O Pequeno Príncipe e suas lições de infância

07/03/2019

 

 

Filmes, cartazes, cadernetas e outros objetos trazem frases de efeito de O pequeno príncipe, clássico da literatura infantil universal escrito por Antoine de Saint-Exupéry em 1943. A história do principezinho perdido no deserto africano, sucesso de leitura no mundo todo, que traz ditos famosos como “só se vê bem com o coração. O essencial é invisível aos olhos”, é por vezes desgastada em ações de venda e marketing. Em meio a tantos usos, como não banalizar a obra filosófica e cheia de reflexões decorrentes de seu período histórico, marcado pela Segunda Guerra Mundial?

 

 

Foi com essa inquietação que a pesquisadora de literatura francesa e uma das principais especialistas na obra de Exupéry no Brasil, Mônica Cristina Corrêa, decidiu produzir um material especialmente para professores trabalharem o livro em sala de aula. Ela escreveu um guia de leitura (disponível no site da Companhia das Letras) e gravou uma série de vídeos intitulada Pegadas do Pequeno Príncipe (disponíveis no YouTube) com opções de interpretação à obra que ultrapassam o senso comum.

Curadora de exposições como Espaço Zeperri (2007), Saint-Exupéry, Zeperri e o Pequeno Príncipe (2009), Ano da França no Brasil (2009) e O aviador e o pescador (2011?2012), ela propõe uma leitura que respeite a complexidade da obra. A pesquisadora indica ser imprescindível partir do contexto histórico da época, para depois aprofundar-se em questões filosóficas e atemporais. Resgata, então, primeiramente a biografia do autor francês, que trabalhou como piloto de reconhecimento durante a guerra.

O livro desfia temas áridos como morte, solidão e efemeridade. A jiboia que devora um elefante já no início da história é interpretada pela pesquisadora como o nazismo que devora os demais povos. Na última página, a ilustração em preto e branco traz uma paisagem de deserto onde há uma única estrela, indicando um forte sentimento de estar só no mundo.
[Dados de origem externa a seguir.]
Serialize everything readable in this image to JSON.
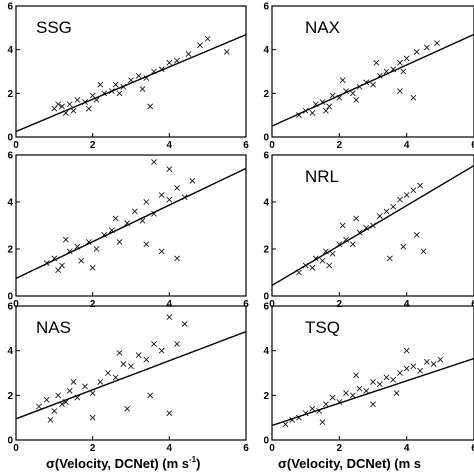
{
  "chart_data": [
    {
      "type": "scatter",
      "title": "SSG",
      "xlim": [
        0,
        6
      ],
      "ylim": [
        0,
        6
      ],
      "xticks": [
        "0",
        "2",
        "4",
        "6"
      ],
      "yticks": [
        "0",
        "2",
        "4",
        "6"
      ],
      "fit": {
        "intercept": 0.25,
        "slope": 0.74
      },
      "points": [
        [
          1.0,
          1.3
        ],
        [
          1.2,
          1.4
        ],
        [
          1.4,
          1.5
        ],
        [
          1.5,
          1.2
        ],
        [
          1.6,
          1.7
        ],
        [
          1.8,
          1.6
        ],
        [
          2.0,
          1.9
        ],
        [
          2.1,
          1.7
        ],
        [
          2.3,
          2.0
        ],
        [
          2.5,
          2.1
        ],
        [
          2.6,
          2.4
        ],
        [
          2.8,
          2.3
        ],
        [
          3.0,
          2.6
        ],
        [
          3.2,
          2.8
        ],
        [
          3.4,
          2.7
        ],
        [
          3.6,
          3.0
        ],
        [
          3.8,
          3.1
        ],
        [
          4.0,
          3.4
        ],
        [
          4.2,
          3.5
        ],
        [
          4.5,
          3.8
        ],
        [
          4.8,
          4.2
        ],
        [
          5.0,
          4.5
        ],
        [
          5.5,
          3.9
        ],
        [
          3.5,
          1.4
        ],
        [
          2.2,
          2.4
        ],
        [
          1.9,
          1.3
        ],
        [
          1.3,
          1.1
        ],
        [
          2.7,
          2.0
        ],
        [
          3.3,
          2.2
        ],
        [
          1.1,
          1.5
        ]
      ]
    },
    {
      "type": "scatter",
      "title": "NAX",
      "xlim": [
        0,
        6
      ],
      "ylim": [
        0,
        6
      ],
      "xticks": [
        "0",
        "2",
        "4",
        "6"
      ],
      "yticks": [
        "0",
        "2",
        "4",
        "6"
      ],
      "fit": {
        "intercept": 0.5,
        "slope": 0.7
      },
      "points": [
        [
          0.8,
          1.0
        ],
        [
          1.0,
          1.2
        ],
        [
          1.2,
          1.1
        ],
        [
          1.3,
          1.5
        ],
        [
          1.5,
          1.6
        ],
        [
          1.7,
          1.4
        ],
        [
          1.8,
          1.9
        ],
        [
          2.0,
          1.8
        ],
        [
          2.2,
          2.1
        ],
        [
          2.4,
          2.0
        ],
        [
          2.6,
          2.3
        ],
        [
          2.8,
          2.5
        ],
        [
          3.0,
          2.4
        ],
        [
          3.2,
          2.8
        ],
        [
          3.4,
          3.0
        ],
        [
          3.6,
          3.1
        ],
        [
          3.8,
          3.4
        ],
        [
          4.0,
          3.6
        ],
        [
          4.3,
          3.9
        ],
        [
          4.6,
          4.1
        ],
        [
          4.9,
          4.3
        ],
        [
          4.2,
          1.8
        ],
        [
          3.8,
          2.1
        ],
        [
          3.9,
          3.0
        ],
        [
          2.1,
          2.6
        ],
        [
          1.6,
          1.2
        ],
        [
          2.5,
          1.7
        ],
        [
          3.1,
          3.4
        ]
      ]
    },
    {
      "type": "scatter",
      "title": "",
      "xlim": [
        0,
        6
      ],
      "ylim": [
        0,
        6
      ],
      "xticks": [
        "0",
        "2",
        "4",
        "6"
      ],
      "yticks": [
        "0",
        "2",
        "4",
        "6"
      ],
      "fit": {
        "intercept": 0.75,
        "slope": 0.78
      },
      "points": [
        [
          0.8,
          1.4
        ],
        [
          1.0,
          1.6
        ],
        [
          1.2,
          1.3
        ],
        [
          1.4,
          1.9
        ],
        [
          1.6,
          2.1
        ],
        [
          1.7,
          1.5
        ],
        [
          1.9,
          2.3
        ],
        [
          2.1,
          2.0
        ],
        [
          2.3,
          2.6
        ],
        [
          2.5,
          2.8
        ],
        [
          2.7,
          2.3
        ],
        [
          2.9,
          3.1
        ],
        [
          3.1,
          3.6
        ],
        [
          3.3,
          3.2
        ],
        [
          3.4,
          4.0
        ],
        [
          3.6,
          3.5
        ],
        [
          3.8,
          4.3
        ],
        [
          4.0,
          4.1
        ],
        [
          4.2,
          4.6
        ],
        [
          4.4,
          4.2
        ],
        [
          3.6,
          5.7
        ],
        [
          4.0,
          5.4
        ],
        [
          4.6,
          4.9
        ],
        [
          3.8,
          1.9
        ],
        [
          4.2,
          1.6
        ],
        [
          3.4,
          2.2
        ],
        [
          1.3,
          2.4
        ],
        [
          2.0,
          1.2
        ],
        [
          2.6,
          3.3
        ],
        [
          1.1,
          1.1
        ]
      ]
    },
    {
      "type": "scatter",
      "title": "NRL",
      "xlim": [
        0,
        6
      ],
      "ylim": [
        0,
        6
      ],
      "xticks": [
        "0",
        "2",
        "4",
        "6"
      ],
      "yticks": [
        "0",
        "2",
        "4",
        "6"
      ],
      "fit": {
        "intercept": 0.45,
        "slope": 0.85
      },
      "points": [
        [
          0.8,
          1.0
        ],
        [
          1.0,
          1.3
        ],
        [
          1.2,
          1.2
        ],
        [
          1.3,
          1.6
        ],
        [
          1.5,
          1.5
        ],
        [
          1.6,
          1.9
        ],
        [
          1.8,
          1.8
        ],
        [
          2.0,
          2.2
        ],
        [
          2.2,
          2.4
        ],
        [
          2.4,
          2.2
        ],
        [
          2.6,
          2.7
        ],
        [
          2.8,
          2.9
        ],
        [
          3.0,
          3.0
        ],
        [
          3.2,
          3.4
        ],
        [
          3.4,
          3.6
        ],
        [
          3.6,
          3.8
        ],
        [
          3.8,
          4.1
        ],
        [
          4.0,
          4.3
        ],
        [
          4.2,
          4.5
        ],
        [
          4.4,
          4.7
        ],
        [
          4.5,
          1.9
        ],
        [
          3.9,
          2.1
        ],
        [
          3.5,
          1.6
        ],
        [
          4.3,
          2.6
        ],
        [
          2.1,
          3.0
        ],
        [
          1.7,
          1.3
        ],
        [
          2.5,
          3.3
        ]
      ]
    },
    {
      "type": "scatter",
      "title": "NAS",
      "xlim": [
        0,
        6
      ],
      "ylim": [
        0,
        6
      ],
      "xticks": [
        "0",
        "2",
        "4",
        "6"
      ],
      "yticks": [
        "0",
        "2",
        "4",
        "6"
      ],
      "fit": {
        "intercept": 0.95,
        "slope": 0.65
      },
      "points": [
        [
          0.6,
          1.5
        ],
        [
          0.8,
          1.8
        ],
        [
          1.0,
          1.3
        ],
        [
          1.1,
          2.0
        ],
        [
          1.3,
          1.7
        ],
        [
          1.4,
          2.2
        ],
        [
          1.6,
          1.9
        ],
        [
          1.8,
          2.4
        ],
        [
          2.0,
          2.1
        ],
        [
          2.2,
          2.6
        ],
        [
          2.4,
          3.0
        ],
        [
          2.6,
          2.8
        ],
        [
          2.8,
          3.4
        ],
        [
          3.0,
          3.3
        ],
        [
          3.2,
          3.8
        ],
        [
          3.4,
          3.6
        ],
        [
          3.6,
          4.3
        ],
        [
          3.8,
          4.0
        ],
        [
          4.0,
          5.5
        ],
        [
          4.2,
          4.3
        ],
        [
          4.4,
          5.2
        ],
        [
          3.5,
          2.0
        ],
        [
          2.9,
          1.4
        ],
        [
          4.0,
          1.2
        ],
        [
          2.0,
          1.0
        ],
        [
          0.9,
          0.9
        ],
        [
          1.5,
          2.6
        ],
        [
          2.7,
          3.9
        ],
        [
          1.2,
          1.6
        ]
      ]
    },
    {
      "type": "scatter",
      "title": "TSQ",
      "xlim": [
        0,
        6
      ],
      "ylim": [
        0,
        6
      ],
      "xticks": [
        "0",
        "2",
        "4",
        "6"
      ],
      "yticks": [
        "0",
        "2",
        "4",
        "6"
      ],
      "fit": {
        "intercept": 0.65,
        "slope": 0.5
      },
      "points": [
        [
          0.4,
          0.7
        ],
        [
          0.6,
          0.9
        ],
        [
          0.8,
          1.0
        ],
        [
          1.0,
          1.2
        ],
        [
          1.2,
          1.4
        ],
        [
          1.4,
          1.3
        ],
        [
          1.6,
          1.6
        ],
        [
          1.8,
          1.9
        ],
        [
          2.0,
          1.7
        ],
        [
          2.2,
          2.1
        ],
        [
          2.4,
          2.0
        ],
        [
          2.6,
          2.3
        ],
        [
          2.8,
          2.2
        ],
        [
          3.0,
          2.6
        ],
        [
          3.2,
          2.5
        ],
        [
          3.4,
          2.8
        ],
        [
          3.6,
          2.7
        ],
        [
          3.8,
          3.0
        ],
        [
          4.0,
          3.2
        ],
        [
          4.2,
          3.3
        ],
        [
          4.4,
          3.1
        ],
        [
          4.6,
          3.5
        ],
        [
          4.8,
          3.4
        ],
        [
          5.0,
          3.6
        ],
        [
          4.0,
          4.0
        ],
        [
          3.0,
          1.6
        ],
        [
          2.5,
          2.9
        ],
        [
          1.5,
          0.8
        ],
        [
          3.7,
          2.1
        ]
      ]
    }
  ],
  "xlabel": {
    "text": "σ(Velocity, DCNet)  (m s",
    "sup": "-1",
    "tail": ")"
  },
  "xlabel_right_partial": "σ(Velocity, DCNet)  (m s"
}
Para compensar essa realidade, que Mônica chama de "cenário nefasto" do livro, Saint-Exupéry recorre ao território da infância. Em Piloto de guerra, publicado em 1942, o autor escreve: “A infância, esse grande território de onde cada um veio! De onde sou? Sou da minha infância como de um território...”.

 

 

Segundo a especialista, esses temas existenciais, como a morte e a efemeridade, conversam com esse "território da infância" por conta da dicotomia visível/invisível que percorre toda a narrativa. Ela fica bem clara no episódio em que o pequeno príncipe pede ao piloto que ele desenhe um carneirinho. O piloto faz várias tentativas, nenhuma boa o suficiente para o menino. Quando finalmente o piloto desenha uma caixa com furos e diz que o carneirinho está ali dentro, basta imaginá-lo, o garoto enfim se dá por satisfeito. Daí a relação clara entre a dualidade material/espiritual e a imaginação presente na infância, território tão celebrado por Exupéry.

As análises feitas por Mônica questionam toda a leitura superficial de que a ambientação da obra seria apenas alegre e pueril. Ela explica que nenhum personagem do livro é retratado sorrindo e que as cores das ilustrações nunca são vibrantes demais. Sim, o livro é repleto de tristeza e reflexão, tendo como pano de fundo um local bastante conhecido por Exupéry: o norte da África durante Segunda Guerra Mundial, local que ele sobrevoou com frequência, devido às colônias francesas que ali existiam.

Ela também explica nos vídeos que o autor remete constantemente a história à mentalidade de um “ideal primordial”, ou seja, de que é preciso "procurar com o coração para apreender o 'essencial invisível'". Está na jornada do pequeno príncipe, uma jornada de autoconhecimento. A cada planeta que a criança visita, um personagem caricatural representa uma instância corrompida do ser. O rei, por exemplo, é despido de autoridade, pois não tem súditos que o sigam. O vaidoso não tem admiradores. Todos estão sempre sozinhos, o que, na interpretação de Mônica, indica que os planetas não simbolizariam locais, mas universos pessoais.

 

 

O “ideal primordial” também está na dedicatória do livro, em que o autor lembra seus leitores de que, apesar de dedicar seu texto a um adulto (seu amigo Léon Werth), ele, por sua vez, já foi uma criança. Assim, em tempo de guerra e violência, o “ideal primordial” nos lembra daquilo que realmente importa e traz alertas aos adultos. Está na figura da jiboia devorando um grande mamífero, no livro, confundida com um chapéu. “Se vemos um chapéu onde está uma jiboia devorando um elefante, não estamos enxergando a realidade”, conclui a pesquisadora.